O Governo tem o desenho dos novos escalões do IRS praticamente acordado com o BE e o PCP. E, não havendo alterações de última hora, os dois novos escalões de IRS terão as seguintes taxas: os rendimentos entre 7091 euros e 10 700 euros por ano terão uma nova taxa de IRS de 23%, contra os atuais 28,5%, e os rendimentos compreendidos entre 20 261 euros e 25 mil euros por ano terão uma taxa de 35%, contra os atuais 37%. Com esta mudança, a redução do IRS beneficiará quase um milhão de contribuintes no primeiro daqueles novos escalões e cerca de 500 mil contribuintes no segundo caso. Acima de um rendimento anual de 25 mil euros, existirão três escalões de IRS, mantendo-se as atuais taxas de IRS de 37%, 45% e 48%. A criação dos novos escalões do IRS irão beneficiar sobretudo os contribuintes com rendimentos anuais colocados no início dos atuais segundo e terceiro escalões do IRS. Com a criação de sete escalões do IRS em 2018, o Governo acabou por ir ao encontro das propostas do BE e do PCP, que reclamavam a criação de mais escalões de IRS. A classe média vai ter assim uma alívio fiscal em 2018.  PORMENORES  Impacto de 400 milhões € A criação de dois novos escalões do IRS reduz a receita fiscal em 400 milhões de euros por ano.
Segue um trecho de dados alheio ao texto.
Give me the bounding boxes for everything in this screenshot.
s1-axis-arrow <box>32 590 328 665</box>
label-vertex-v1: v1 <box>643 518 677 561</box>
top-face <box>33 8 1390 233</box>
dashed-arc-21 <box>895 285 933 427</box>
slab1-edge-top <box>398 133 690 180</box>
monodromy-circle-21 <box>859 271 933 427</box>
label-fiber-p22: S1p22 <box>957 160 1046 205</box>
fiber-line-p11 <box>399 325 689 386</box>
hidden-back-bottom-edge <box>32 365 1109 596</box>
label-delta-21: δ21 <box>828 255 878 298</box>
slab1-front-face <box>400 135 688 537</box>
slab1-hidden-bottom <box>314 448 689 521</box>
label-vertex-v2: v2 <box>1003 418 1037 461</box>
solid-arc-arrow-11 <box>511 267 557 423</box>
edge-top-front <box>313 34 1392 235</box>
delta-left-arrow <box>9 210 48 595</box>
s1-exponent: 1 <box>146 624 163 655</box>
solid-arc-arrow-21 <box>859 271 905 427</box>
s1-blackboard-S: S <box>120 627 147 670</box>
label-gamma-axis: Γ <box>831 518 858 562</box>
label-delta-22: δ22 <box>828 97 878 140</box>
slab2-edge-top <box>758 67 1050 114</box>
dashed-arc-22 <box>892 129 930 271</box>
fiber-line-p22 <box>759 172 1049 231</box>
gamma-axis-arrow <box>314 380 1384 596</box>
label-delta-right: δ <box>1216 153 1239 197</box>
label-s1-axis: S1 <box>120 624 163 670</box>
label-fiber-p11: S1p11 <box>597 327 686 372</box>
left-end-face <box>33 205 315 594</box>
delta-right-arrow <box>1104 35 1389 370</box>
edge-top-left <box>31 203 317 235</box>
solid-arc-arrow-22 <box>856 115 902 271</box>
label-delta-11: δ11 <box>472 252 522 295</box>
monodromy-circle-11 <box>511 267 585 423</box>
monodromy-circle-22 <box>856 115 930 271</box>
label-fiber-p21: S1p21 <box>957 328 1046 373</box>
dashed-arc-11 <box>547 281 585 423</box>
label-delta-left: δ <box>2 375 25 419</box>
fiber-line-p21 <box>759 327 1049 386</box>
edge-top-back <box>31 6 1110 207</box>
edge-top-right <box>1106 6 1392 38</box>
Dois terços deste impacto ocorrerão em 2018 por via do trabalho dependente e pensões.

Mínimo de existência

O aumento do mínimo de existência de 8500 euros para 8850 euros por ano vai permitir isentar do pagamento de IRS os contribuintes com salários de 632 euros por mês. Orçamento esta semana O Governo entrega na sexta-feira, no Parlamento, o Orçamento do Estado para 2018.

Novo regime de descontos adiado

A Associação Precários Inflexíveis considera “inaceitável” e uma “quebra de compromisso” o novo adiamento no processo de integração de trabalhadores a recibos verdes. Segundo o ‘Público’, o Governo quer adiar para 2019 a aplicação do novo regime de contribuições para os trabalhadores independentes.

Pensões mais baixas sobem 10 €

O líder parlamentar do PCP revelou que as pensões mais baixas vão ter um aumento extraordinário que lhes permita crescerem, no mínimo, até dez euros em 2018. Fonte do Ministério do Trabalho e Segurança Social não adianta mais sobre a modelação da medida e afirma que “o Governo ainda não fechou o exercício orçamental nem a política de pensões”. Em entrevista ao ‘Negócios’, João Oliveira garantiu que “o Governo já admitiu o aumento mínimo de dez euros para todos os pensionistas”, explicando que estão ainda por fechar “os termos em que isso pode ser feito, se é logo em janeiro ou não e se é por pensionista ou pensão”. Na prática, segundo o PCP, o Governo vai fazer a atualização automática de todas as pensões. No caso dos reformados que recebem até 842,6 euros (2 Indexantes dos Apoios Sociais), se a aplicação da fórmula resultar num valor abaixo de dez euros, o pensionista vai ver esse valor crescer até dez euros. Beneficiam as pensões até 590 euros.